Home prices were down 40% or so. Wages went down. Food prices went down. But no one talks about it. It makes me so crazy I had to start plugging things into Google to make sure my memory wasn't failing me. Which is where I found this article that really gave me a sinking feeling in my stomach.

Deflation warning bells ring louder.

This is not from my blog earlier this summer, or even from this year. It's from 2009!

"NEW YORK (CNNMoney.com) -- Prices are falling for just about everything these days.

The government will report its key inflation index Friday morning, the Consumer Price Index, and economists believe the report is likely to show the first year-over-year drop in prices since 1955.

But while shoppers might see that as good news, economists generally view this as a threat to an already struggling economy.

That's because deflation, or a widespread drop in prices, is one of the most destructive forces that can hit an economy." 

The article goes on to say:

"Deflation is most often associated with the Great Depression. In 1930, consumer prices fell 2.3% and plunged 9% a year later. Prices fell nearly 10% in 1932 before the rate of decline started to slow. Still, prices didn't turn higher again until 1934.

The U.S. is nowhere close to that type of deflationary spiral just yet. Economists forecast that the year-over-year drop in January was just 0.1%

Much of that decline has been driven by lower gas prices. But there is clear evidence that falling prices are spreading beyond the pump. The core CPI, which strips out food and energy prices, fell at a compounded annual rate of 0.3% in the fourth quarter of 2008. "

Still further down in the article:

"Worries grow about more salary cuts

The potential economic pain that can be caused by deflation is so great that St.
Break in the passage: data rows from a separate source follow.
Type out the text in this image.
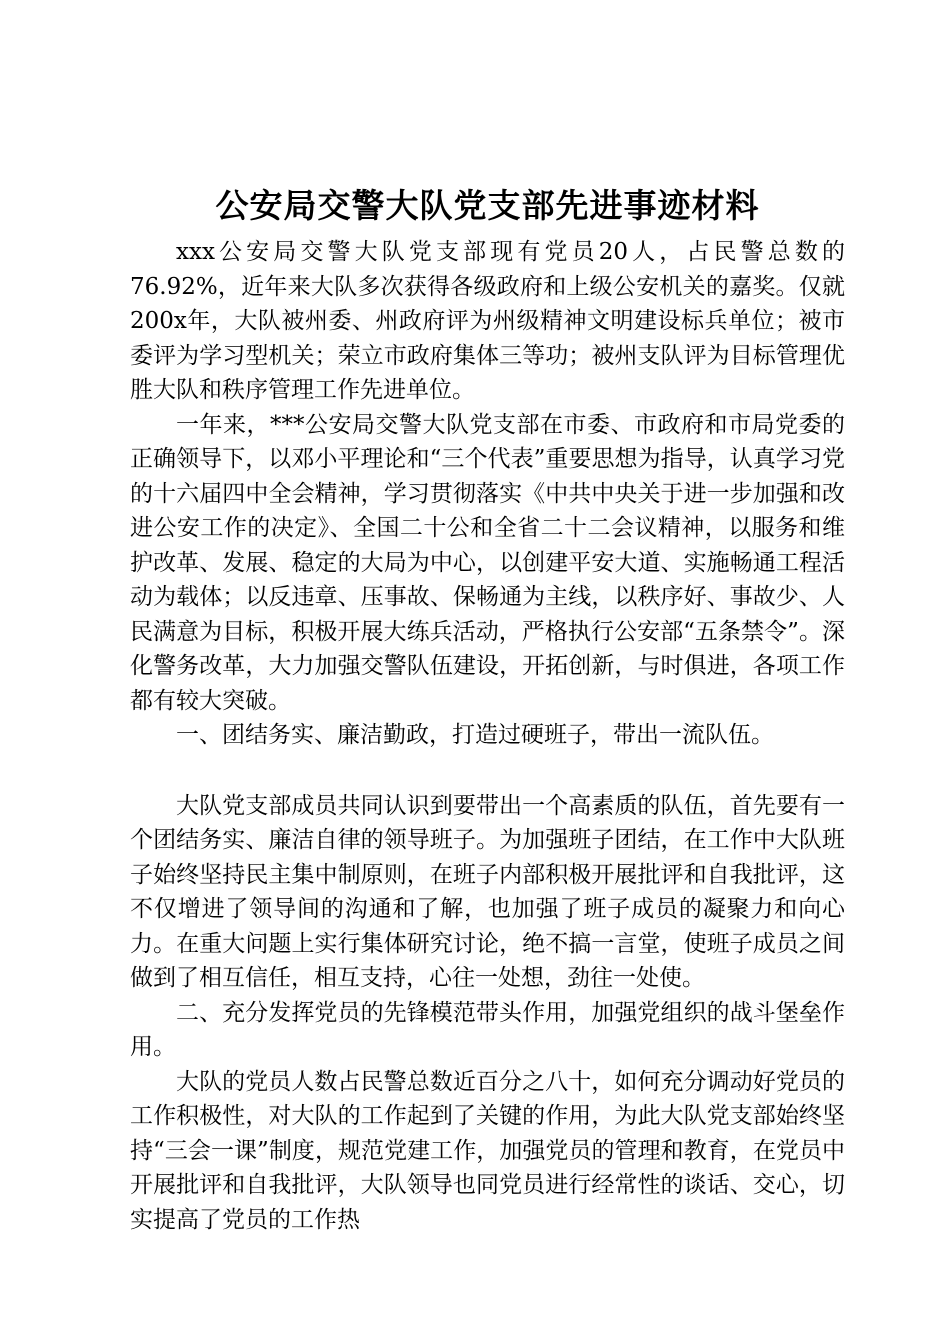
公安局交警大队党支部先进事迹材料

xxx公安局交警大队党支部现有党员20人，占民警总数的76.92%，近年来大队多次获得各级政府和上级公安机关的嘉奖。仅就200x年，大队被州委、州政府评为州级精神文明建设标兵单位；被市委评为学习型机关；荣立市政府集体三等功；被州支队评为目标管理优胜大队和秩序管理工作先进单位。

一年来，***公安局交警大队党支部在市委、市政府和市局党委的正确领导下，以邓小平理论和“三个代表”重要思想为指导，认真学习党的十六届四中全会精神，学习贯彻落实《中共中央关于进一步加强和改进公安工作的决定》、全国二十公和全省二十二会议精神，以服务和维护改革、发展、稳定的大局为中心，以创建平安大道、实施畅通工程活动为载体；以反违章、压事故、保畅通为主线，以秩序好、事故少、人民满意为目标，积极开展大练兵活动，严格执行公安部“五条禁令”。深化警务改革，大力加强交警队伍建设，开拓创新，与时俱进，各项工作都有较大突破。

一、团结务实、廉洁勤政，打造过硬班子，带出一流队伍。

大队党支部成员共同认识到要带出一个高素质的队伍，首先要有一个团结务实、廉洁自律的领导班子。为加强班子团结，在工作中大队班子始终坚持民主集中制原则，在班子内部积极开展批评和自我批评，这不仅增进了领导间的沟通和了解，也加强了班子成员的凝聚力和向心力。在重大问题上实行集体研究讨论，绝不搞一言堂，使班子成员之间做到了相互信任，相互支持，心往一处想，劲往一处使。

二、充分发挥党员的先锋模范带头作用，加强党组织的战斗堡垒作用。

大队的党员人数占民警总数近百分之八十，如何充分调动好党员的工作积极性，对大队的工作起到了关键的作用，为此大队党支部始终坚持“三会一课”制度，规范党建工作，加强党员的管理和教育，在党员中开展批评和自我批评，大队领导也同党员进行经常性的谈话、交心，切实提高了党员的工作热
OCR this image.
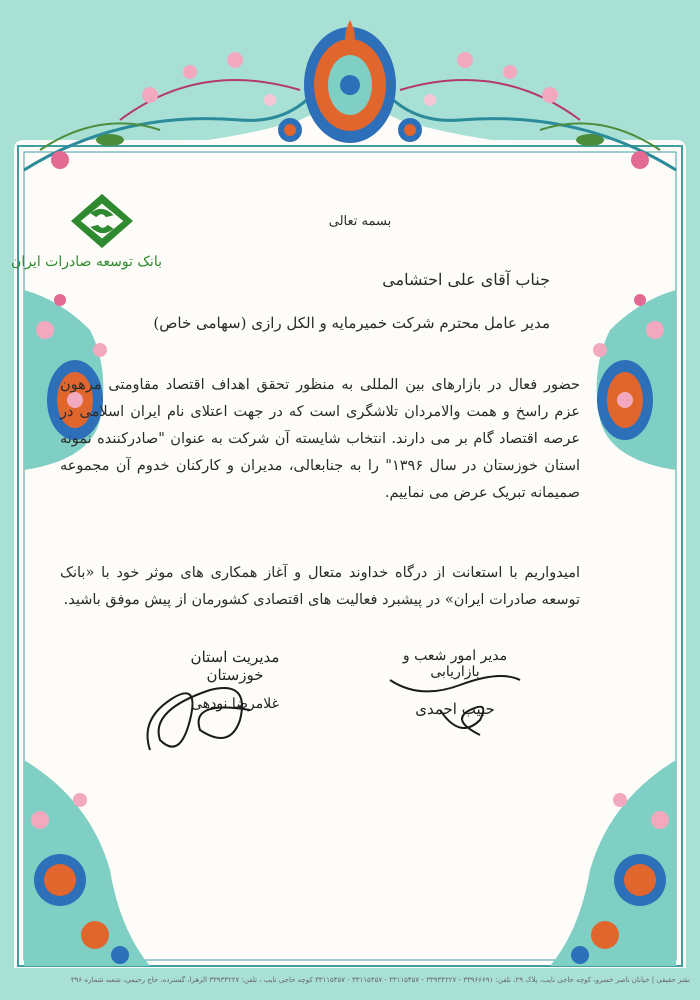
بانک توسعه صادرات ایران
بسمه تعالی
جناب آقای علی احتشامی
مدیر عامل محترم شرکت خمیرمایه و الکل رازی (سهامی خاص)
حضور فعال در بازارهای بین المللی به منظور تحقق اهداف اقتصاد مقاومتی مرهون عزم راسخ و همت والامردان تلاشگری است که در جهت اعتلای نام ایران اسلامی در عرصه اقتصاد گام بر می دارند. انتخاب شایسته آن شرکت به عنوان "صادرکننده نمونه استان خوزستان در سال ۱۳۹۶" را به جنابعالی، مدیران و کارکنان خدوم آن مجموعه صمیمانه تبریک عرض می نماییم.
امیدواریم با استعانت از درگاه خداوند متعال و آغاز همکاری های موثر خود با «بانک توسعه صادرات ایران» در پیشبرد فعالیت های اقتصادی کشورمان از پیش موفق باشید.
مدیریت استان خوزستان
غلامرضا نودهی
مدیر امور شعب و بازاریابی
حبیب احمدی
نشر حقیقی | خیابان ناصر خسرو، کوچه حاجی نایب، پلاک ۲۹، تلفن: ۳۳۹۶۶۶۹۱ - ۳۳۹۳۴۲۲۷ - ۳۳۱۱۵۴۵۷ - ۳۳۱۱۵۴۵۷ - ۳۳۱۱۵۴۵۷ کوچه حاجی نایب ، تلفن: ۳۳۹۳۴۲۲۷ الزهرا، گسترده، حاج رحیمی، شعبه شماره ۳۹۶
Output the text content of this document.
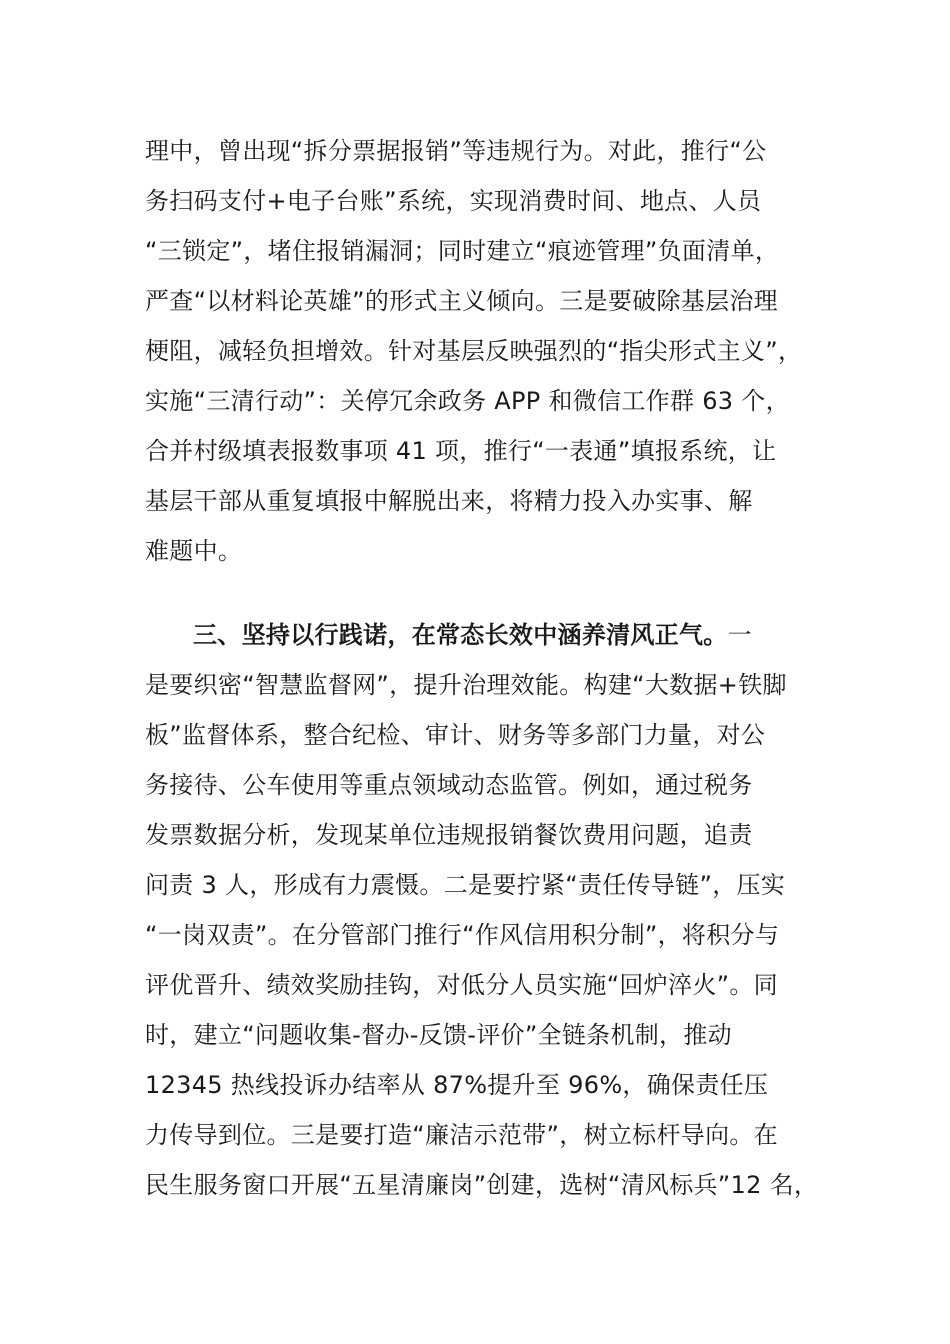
理中，曾出现“拆分票据报销”等违规行为。对此，推行“公
务扫码支付+电子台账”系统，实现消费时间、地点、人员
“三锁定”，堵住报销漏洞；同时建立“痕迹管理”负面清单，
严查“以材料论英雄”的形式主义倾向。三是要破除基层治理
梗阻，减轻负担增效。针对基层反映强烈的“指尖形式主义”，
实施“三清行动”：关停冗余政务 APP 和微信工作群 63 个，
合并村级填表报数事项 41 项，推行“一表通”填报系统，让
基层干部从重复填报中解脱出来，将精力投入办实事、解
难题中。
三、坚持以行践诺，在常态长效中涵养清风正气。一
是要织密“智慧监督网”，提升治理效能。构建“大数据+铁脚
板”监督体系，整合纪检、审计、财务等多部门力量，对公
务接待、公车使用等重点领域动态监管。例如，通过税务
发票数据分析，发现某单位违规报销餐饮费用问题，追责
问责 3 人，形成有力震慑。二是要拧紧“责任传导链”，压实
“一岗双责”。在分管部门推行“作风信用积分制”，将积分与
评优晋升、绩效奖励挂钩，对低分人员实施“回炉淬火”。同
时，建立“问题收集-督办-反馈-评价”全链条机制，推动
12345 热线投诉办结率从 87%提升至 96%，确保责任压
力传导到位。三是要打造“廉洁示范带”，树立标杆导向。在
民生服务窗口开展“五星清廉岗”创建，选树“清风标兵”12 名，
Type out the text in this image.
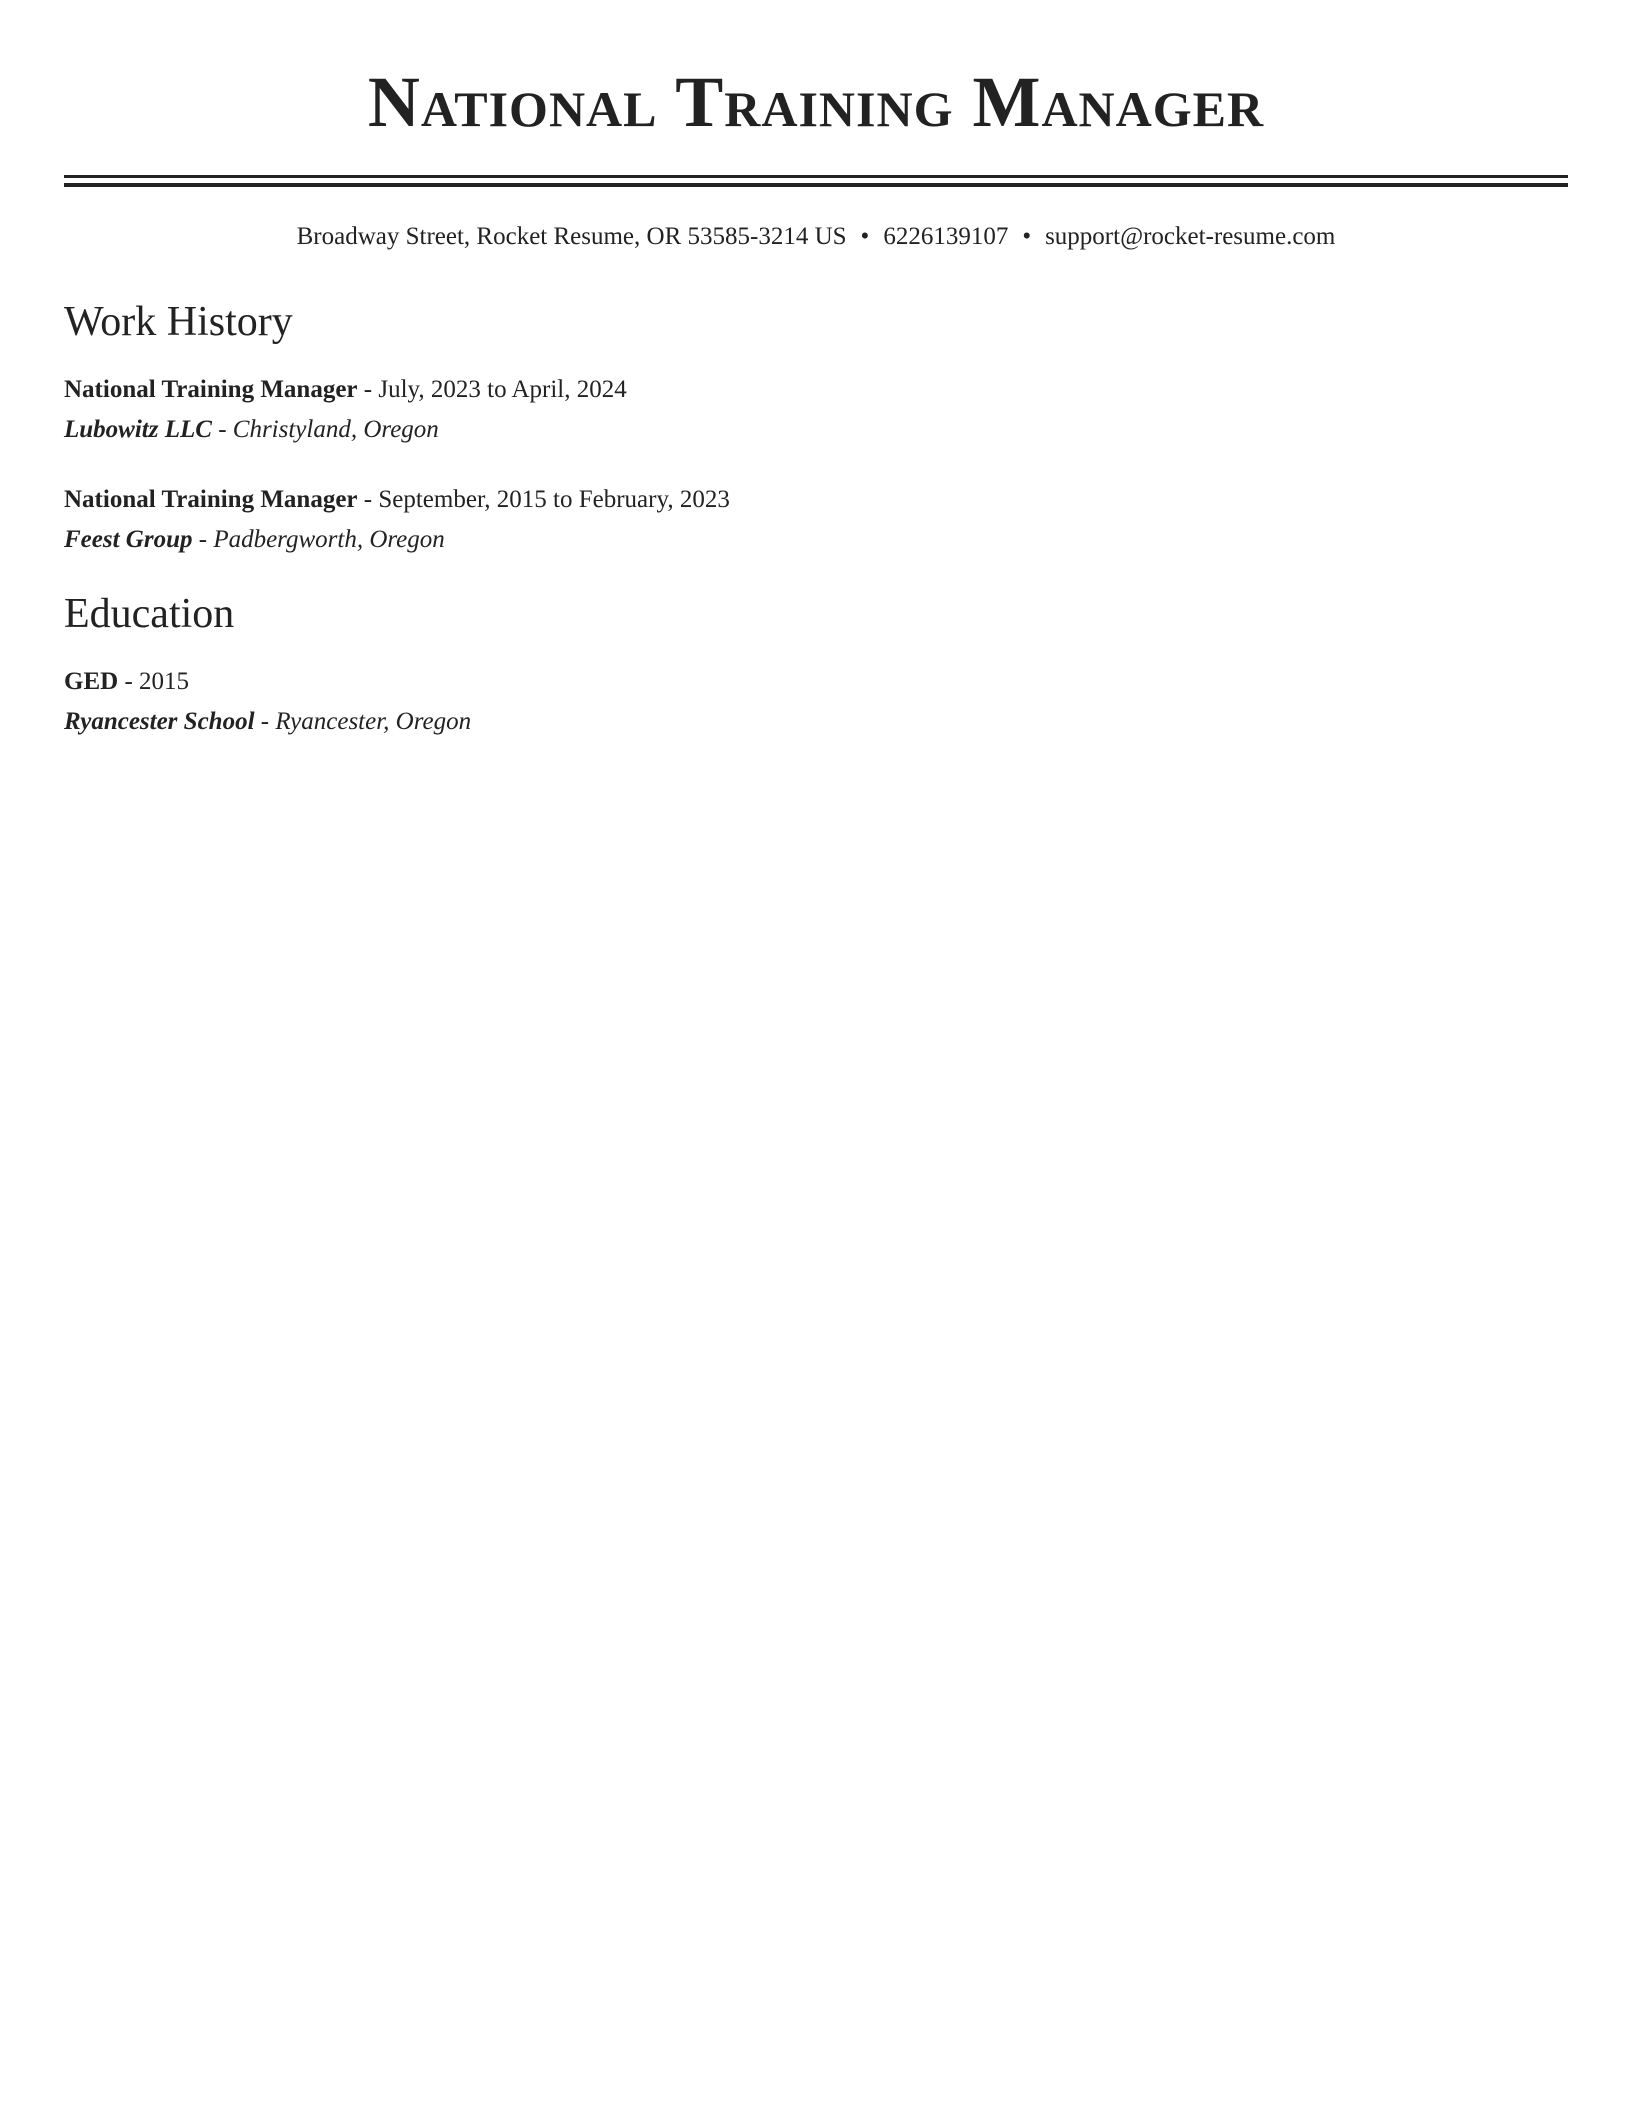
National Training Manager
Broadway Street, Rocket Resume, OR 53585-3214 US • 6226139107 • support@rocket-resume.com
Work History
National Training Manager - July, 2023 to April, 2024
Lubowitz LLC - Christyland, Oregon
National Training Manager - September, 2015 to February, 2023
Feest Group - Padbergworth, Oregon
Education
GED - 2015
Ryancester School - Ryancester, Oregon
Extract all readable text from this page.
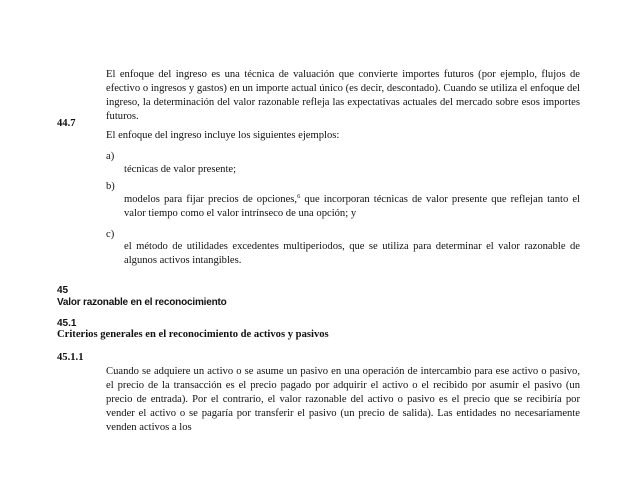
El enfoque del ingreso es una técnica de valuación que convierte importes futuros (por ejemplo, flujos de efectivo o ingresos y gastos) en un importe actual único (es decir, descontado). Cuando se utiliza el enfoque del ingreso, la determinación del valor razonable refleja las expectativas actuales del mercado sobre esos importes futuros.
44.7
El enfoque del ingreso incluye los siguientes ejemplos:
a)
técnicas de valor presente;
b)
modelos para fijar precios de opciones,$^6$ que incorporan técnicas de valor presente que reflejan tanto el valor tiempo como el valor intrínseco de una opción; y
c)
el método de utilidades excedentes multiperiodos, que se utiliza para determinar el valor razonable de algunos activos intangibles.
45
Valor razonable en el reconocimiento
45.1
Criterios generales en el reconocimiento de activos y pasivos
45.1.1
Cuando se adquiere un activo o se asume un pasivo en una operación de intercambio para ese activo o pasivo, el precio de la transacción es el precio pagado por adquirir el activo o el recibido por asumir el pasivo (un precio de entrada). Por el contrario, el valor razonable del activo o pasivo es el precio que se recibiría por vender el activo o se pagaría por transferir el pasivo (un precio de salida). Las entidades no necesariamente venden activos a los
Louis Federal Reserve President James Bullard identified it in a speech Tuesday as the greatest risk facing the economy this year.

"I think we face some risk -- at this point only a risk -- of sustained deflation," he said, adding that "ongoing deflation in the United States might be particularly pernicious."

"I think we're on the precipice of outright, full-blown deflation and that we'll fall into that abyss by this summer," said Mark Zandi, chief economist for Moody's Economy.com. "Given the pressures businesses are under to sell something, they'll have to cut prices and I think they will."
Read the whole article here.

It's irritating to see business people questioning whether deflation will hit the US. Since summer I've been saying that if higher gas prices cause inflation, what do lower gas prices cause? Deflation.

OF course this is going to hit the US. This article shows you exactly why people who have been trumpeting lower gas prices as a savior to the US economy don't really understand deflation. Lower gas prices didn't make one bit of difference in 2009. The circumstances aren't exactly apples to apples since there aren't quite as many people underwater in their houses. So we will see how things go I guess.